When I play with Kaggle datasets, my default programing language is Python. Once I was exploring Kaggle dataset and I wanted to determine the transaction number for each credit card in Python, my first thought was It’s pretty easy in Transact SQL thanks to window functions. But can I use this concept in Python?
What is the window function?
The window function is the SQL concept where the dataset is split into several sets and some function is applied to each set separately. The window function always requires
OVER clause, sometimes followed by
PARTITION BY option. I won’t duplicate the internet content, so If you need a detailed explanation, this website seems to describe the concept straightforward.
My aim was to determine the transaction number for each credit card number. The dataset size was significant (~590 000 rows, 2.7GB). It consisted of two columns:
- TransactionDT – transaction date, Timestamp format
- credit _card_number
The index represented a unique TransactionID. Below is a subset of the data frame:
As mentioned above, this case would be easy to solve in SQL thanks to the window function. The
OVER(PARTITION BY credit_card_number ...) would temporarily create a subset for each value in credit_card_number.
(... ORDER BY TransactionDT ASC) would then order the entities in each subset by the transaction date. Then
ROW_NUMBER() function (which numbers the entities in the subset) would be applied for each subset. The query below shows how to use the window functions to get the transaction number for each credit card number:
select credit_card_number, TransactionDT, ROW_NUMBER() OVER(PARTITION BY credit_card_number ORDER BY TransactionDT ASC) AS card_number_occcurence2 from train
Although the SQL solution is easy, I have already written plenty of the code in Python. To avoid the mess, I wanted to have all the code in one programming language, Python. So how to write
OVER (PARTITION BY ...) in Python-like manner? I’ll present two approaches: using groupby and the trivial for loop. At first, we’ll order the dataset by credit card number and transaction date, as this step is required by both of the approaches:
The steps to imitate SQL window function in Python will be the following:
- split the dataset into subsets
- for each subset order the data by transaction date
- determine the number of transaction for each subset
To split the dataset into subsets we will use the
groupby function. It literally returns the dataset split by unique values of the argument column. Be aware, the Python’s
groupby performance differs from SQL
GROUP BY function, which needs to be used with aggregate functions (avg, max, sum, count, etc.).
The data is already ordered, so we can move to step three.

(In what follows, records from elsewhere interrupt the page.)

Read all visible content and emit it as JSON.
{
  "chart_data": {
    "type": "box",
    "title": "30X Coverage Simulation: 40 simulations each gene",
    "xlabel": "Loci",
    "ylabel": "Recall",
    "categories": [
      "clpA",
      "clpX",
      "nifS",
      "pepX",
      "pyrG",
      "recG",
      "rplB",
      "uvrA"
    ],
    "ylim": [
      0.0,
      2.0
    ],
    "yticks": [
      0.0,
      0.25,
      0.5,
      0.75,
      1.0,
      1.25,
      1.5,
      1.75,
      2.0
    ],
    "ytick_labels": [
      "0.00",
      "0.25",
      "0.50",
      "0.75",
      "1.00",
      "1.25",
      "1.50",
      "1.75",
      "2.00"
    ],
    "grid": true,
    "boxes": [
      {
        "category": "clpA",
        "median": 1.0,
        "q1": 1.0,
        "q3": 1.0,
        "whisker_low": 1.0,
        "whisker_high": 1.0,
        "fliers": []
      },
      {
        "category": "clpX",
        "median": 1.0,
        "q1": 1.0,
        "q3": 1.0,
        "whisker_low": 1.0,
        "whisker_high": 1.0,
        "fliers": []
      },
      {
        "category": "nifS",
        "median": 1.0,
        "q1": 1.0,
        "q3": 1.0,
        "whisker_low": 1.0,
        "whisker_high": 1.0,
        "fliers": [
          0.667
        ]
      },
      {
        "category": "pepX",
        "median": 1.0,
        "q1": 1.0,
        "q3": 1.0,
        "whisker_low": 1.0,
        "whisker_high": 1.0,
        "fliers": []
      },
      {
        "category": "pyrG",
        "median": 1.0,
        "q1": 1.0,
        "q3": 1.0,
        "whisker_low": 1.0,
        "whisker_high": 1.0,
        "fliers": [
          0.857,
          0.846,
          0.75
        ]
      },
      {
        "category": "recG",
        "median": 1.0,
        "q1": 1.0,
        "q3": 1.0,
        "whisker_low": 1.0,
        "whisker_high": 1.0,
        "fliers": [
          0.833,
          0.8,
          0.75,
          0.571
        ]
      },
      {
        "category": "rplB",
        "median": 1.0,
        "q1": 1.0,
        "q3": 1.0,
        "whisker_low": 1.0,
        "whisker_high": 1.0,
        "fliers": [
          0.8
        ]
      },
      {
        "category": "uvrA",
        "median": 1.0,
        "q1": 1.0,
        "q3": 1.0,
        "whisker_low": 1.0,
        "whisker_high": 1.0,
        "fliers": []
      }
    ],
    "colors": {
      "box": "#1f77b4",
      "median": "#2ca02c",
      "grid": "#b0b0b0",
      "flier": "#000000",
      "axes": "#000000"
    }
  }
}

To get the number of transactions we can apply the following pseudo-code for each subset:
np.arange(len(subset)). It will return the vector with the row number (which is also a transaction number for given credit card). To use this function with
groupby, we’ll use transform function. According to documentation,
transform returns the DataFrame of the same shape as original, but with values transformed by the argument function. For instance, single-column dataset transformed by
transform(lambda x : np.arange(len(x)))will return single-column dataset. The only column will contain consecutive numbers starting from 0, of the same length as input data frame. Indeed, the output is basically the row number and the number of the transaction! The same transformation used with
groupby('credit_card_number') will return transaction number for each credit card! To sum up, the final function will be the following:
train["card_number_occcurence"] = train.groupby('credit_card_number').transform(lambda x : np.arange(len(x)))
What’s satisfying, the procedure takes only 20.1 sec (for ~590 000 rows).
One could wonder, why not to use for loop to determine transaction number for each credit card. The answer is poor performance. The first approach uses pre-defined, optimized functions. The for loop could be slow. I decided to check the for loop performance time. It was performed on already ordered data. For each unique credit card number, the subset of its transactions is created. Then the transaction number is applied (
for credit_card in train["credit_card_number"].unique(): train.loc[train["credit_card_number"] == credit_card, "card_number_occcurence2"] = np.arange(len(train.loc[train["credit_card_number"] == credit_card]))
The example is working anyhow, but slowly- it takes in 1971.7 sec (~33min).
It’s possible to imitate SQL
OVER(PARTITION BY ...) in Python using one-line code. What else, the computation time is acceptable.